Diogo, porém, não é homem para desistir, e, alterando os planos, viajou para a Alemanha e retomou o estágio. “Estive lá um mês e fiz três provas. Com grande esforço e aprendizagem rápida, confirmou-se uma boa evolução”, reconhece, o que lhe valeu a obtenção de três recordes nacionais: 1.54’35 nos 1500 metros, 3.58’58 nos 3 km e 6.44’66 nos 5 km. 

“Houve uma altura, confesso, em que perdi a esperança de competir, mas, felizmente, em Inzell (onde decorreram as provas em solo germânico), o controlo sanitário é rigoroso, a segurança redobrada e as pistas estavam abertas. Treinei, competi…foi tudo muito bom”, argumenta, adiantando estar já “com fome de mais”. Só que vai ter de esperar, porque as Taças do Mundo, onde jogará todos os trunfos para ir aos Jogos Olímpicos, decorrerão entre 14 de novembro e 14 de dezembro, em quatro países diferentes: Polónia, Noruega, Estados Unidos e Canadá.  

“O sonho está cada vez mais vivo, é verdade. Tenho apoio, alcancei as marcas e agora tudo é possível. Estou mais motivado, dei os passos que pretendia e as sensações são incríveis”, admite o atleta do Roller Lagos. De facto, a Federação de Desportos de Inverno de Portugal tem dito presente e a bolsa olímpica que recebe desde outubro passado ajuda-o a estar mais concentrado, sem ter de recorrer a ajudas-extra para poder alimentar a chama olímpica que ‘vive’ no seu corpo e na sua cabeça. 

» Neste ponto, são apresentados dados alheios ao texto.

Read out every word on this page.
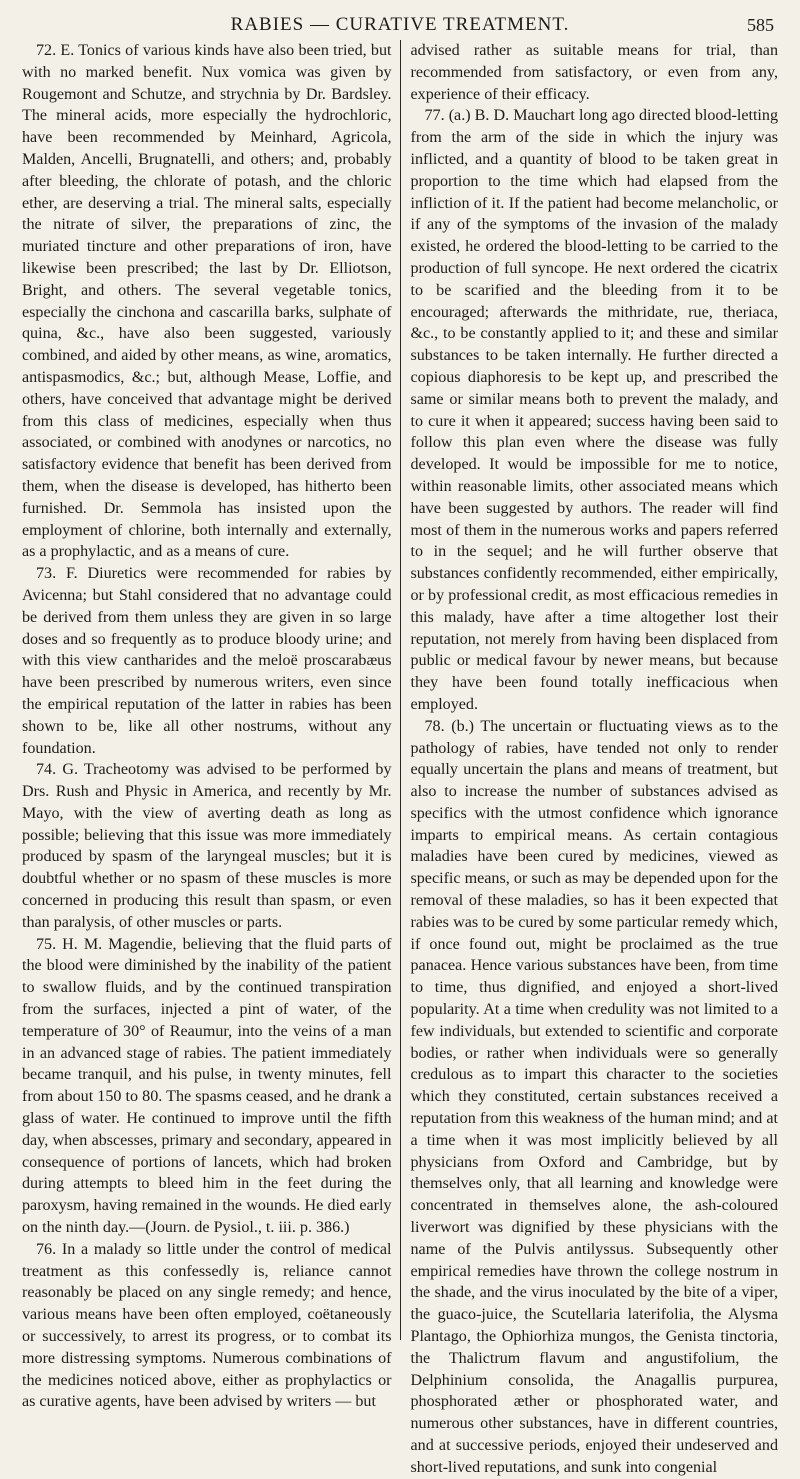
RABIES — CURATIVE TREATMENT.	585

72. E. Tonics of various kinds have also been tried, but with no marked benefit. Nux vomica was given by Rougemont and Schutze, and strychnia by Dr. Bardsley. The mineral acids, more especially the hydrochloric, have been recommended by Meinhard, Agricola, Malden, Ancelli, Brugnatelli, and others; and, probably after bleeding, the chlorate of potash, and the chloric ether, are deserving a trial. The mineral salts, especially the nitrate of silver, the preparations of zinc, the muriated tincture and other preparations of iron, have likewise been prescribed; the last by Dr. Elliotson, Bright, and others. The several vegetable tonics, especially the cinchona and cascarilla barks, sulphate of quina, &c., have also been suggested, variously combined, and aided by other means, as wine, aromatics, antispasmodics, &c.; but, although Mease, Loffie, and others, have conceived that advantage might be derived from this class of medicines, especially when thus associated, or combined with anodynes or narcotics, no satisfactory evidence that benefit has been derived from them, when the disease is developed, has hitherto been furnished. Dr. Semmola has insisted upon the employment of chlorine, both internally and externally, as a prophylactic, and as a means of cure.

73. F. Diuretics were recommended for rabies by Avicenna; but Stahl considered that no advantage could be derived from them unless they are given in so large doses and so frequently as to produce bloody urine; and with this view cantharides and the meloë proscarabæus have been prescribed by numerous writers, even since the empirical reputation of the latter in rabies has been shown to be, like all other nostrums, without any foundation.

74. G. Tracheotomy was advised to be performed by Drs. Rush and Physic in America, and recently by Mr. Mayo, with the view of averting death as long as possible; believing that this issue was more immediately produced by spasm of the laryngeal muscles; but it is doubtful whether or no spasm of these muscles is more concerned in producing this result than spasm, or even than paralysis, of other muscles or parts.

75. H. M. Magendie, believing that the fluid parts of the blood were diminished by the inability of the patient to swallow fluids, and by the continued transpiration from the surfaces, injected a pint of water, of the temperature of 30° of Reaumur, into the veins of a man in an advanced stage of rabies. The patient immediately became tranquil, and his pulse, in twenty minutes, fell from about 150 to 80. The spasms ceased, and he drank a glass of water. He continued to improve until the fifth day, when abscesses, primary and secondary, appeared in consequence of portions of lancets, which had broken during attempts to bleed him in the feet during the paroxysm, having remained in the wounds. He died early on the ninth day.—(Journ. de Pysiol., t. iii. p. 386.)

76. In a malady so little under the control of medical treatment as this confessedly is, reliance cannot reasonably be placed on any single remedy; and hence, various means have been often employed, coëtaneously or successively, to arrest its progress, or to combat its more distressing symptoms. Numerous combinations of the medicines noticed above, either as prophylactics or as curative agents, have been advised by writers — but

advised rather as suitable means for trial, than recommended from satisfactory, or even from any, experience of their efficacy.

77. (a.) B. D. Mauchart long ago directed blood-letting from the arm of the side in which the injury was inflicted, and a quantity of blood to be taken great in proportion to the time which had elapsed from the infliction of it. If the patient had become melancholic, or if any of the symptoms of the invasion of the malady existed, he ordered the blood-letting to be carried to the production of full syncope. He next ordered the cicatrix to be scarified and the bleeding from it to be encouraged; afterwards the mithridate, rue, theriaca, &c., to be constantly applied to it; and these and similar substances to be taken internally. He further directed a copious diaphoresis to be kept up, and prescribed the same or similar means both to prevent the malady, and to cure it when it appeared; success having been said to follow this plan even where the disease was fully developed. It would be impossible for me to notice, within reasonable limits, other associated means which have been suggested by authors. The reader will find most of them in the numerous works and papers referred to in the sequel; and he will further observe that substances confidently recommended, either empirically, or by professional credit, as most efficacious remedies in this malady, have after a time altogether lost their reputation, not merely from having been displaced from public or medical favour by newer means, but because they have been found totally inefficacious when employed.

78. (b.) The uncertain or fluctuating views as to the pathology of rabies, have tended not only to render equally uncertain the plans and means of treatment, but also to increase the number of substances advised as specifics with the utmost confidence which ignorance imparts to empirical means. As certain contagious maladies have been cured by medicines, viewed as specific means, or such as may be depended upon for the removal of these maladies, so has it been expected that rabies was to be cured by some particular remedy which, if once found out, might be proclaimed as the true panacea. Hence various substances have been, from time to time, thus dignified, and enjoyed a short-lived popularity. At a time when credulity was not limited to a few individuals, but extended to scientific and corporate bodies, or rather when individuals were so generally credulous as to impart this character to the societies which they constituted, certain substances received a reputation from this weakness of the human mind; and at a time when it was most implicitly believed by all physicians from Oxford and Cambridge, but by themselves only, that all learning and knowledge were concentrated in themselves alone, the ash-coloured liverwort was dignified by these physicians with the name of the Pulvis antilyssus. Subsequently other empirical remedies have thrown the college nostrum in the shade, and the virus inoculated by the bite of a viper, the guaco-juice, the Scutellaria laterifolia, the Alysma Plantago, the Ophiorhiza mungos, the Genista tinctoria, the Thalictrum flavum and angustifolium, the Delphinium consolida, the Anagallis purpurea, phosphorated æther or phosphorated water, and numerous other substances, have in different countries, and at successive periods, enjoyed their undeserved and short-lived reputations, and sunk into congenial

Ranking com vista para Pequim 
As quatro Taças do Mundo que Diogo Marreiros vai participar entre novembro e dezembro estabelecem um ranking através do qual os 24 melhores patinadores marcarão presença nos Jogos Olímpicos de Inverno de 2022, a realizar na capital chinesa, Pequim, que será a sede oficial do gigantesco evento. Além desta qualificação, há também uma outra, a das quotas por países, em que os mais cotados dispõem de duas vagas e os menos cotados de apenas uma, onde Portugal e Diogo Marreiros esperam estar inseridos. De um modo ou de outro, “o principal objetivo é conseguir a qualificação e tornar real o maior sonho” de uma longa carreira, que, nas rodas, começou, como já foi referido, aos quatro anos de idade. 

“A patinagem no gelo é completamente diferente do que estava habituado a fazer nas rodas. Os músculos envolvidos são mais ou menos os mesmos, mas a técnica não tem nada a ver. Foi entrar num mundo novo”, argumenta o lacobrigense. Os primeiros tempos, na circunstância, não foram nada fáceis. “Um dos aspetos mais difíceis da transição foi encarar atletas conhecidos, com que competia nas rodas, e eu andar numa fase tão básica de aprendizagem”. Diogo, todavia, aprendeu a lidar com isso, até porque, como ele diz com um sorriso a iluminar-lhe a face, “os holandeses sabem como a transição é difícil e revelaram-se excelentes companheiros e amigos”. 

Das lâminas do gelo para as rodas 

Diogo Marreiros continua a treinar, agora de novo sobre rodas, visando outros objetivos: o Campeonato da Europa, em julho, que Portugal vai organizar, na localidade de Canelas (concelho de Estarreja), e o Campeonato do Mundo, dois meses depois, em setembro, na Colômbia. “Não se pode parar. Quando trocamos de disciplina há sempre uma ligeira adaptação, mas a preparação é indispensável, porque treinamos os músculos, estamos ativos e a parte competitiva entusiasma”. 

Este saltar das lâminas do gelo para as rodas e vice-versa, de resto, tem sido um hábito dos últimos tempos. “Saio de uma época para a outra com a normalidade possível. Sei que quando chega o inverno estou quatro meses longe de casa, com algum sacrifício, mas tem de ser assim. Agora, também sei que até ao fim do ano é sempre a esforçar-me”. Primeiro sobre rodas, depois ‘voando’ no gelo, este algarvio quer continuar a fazer história!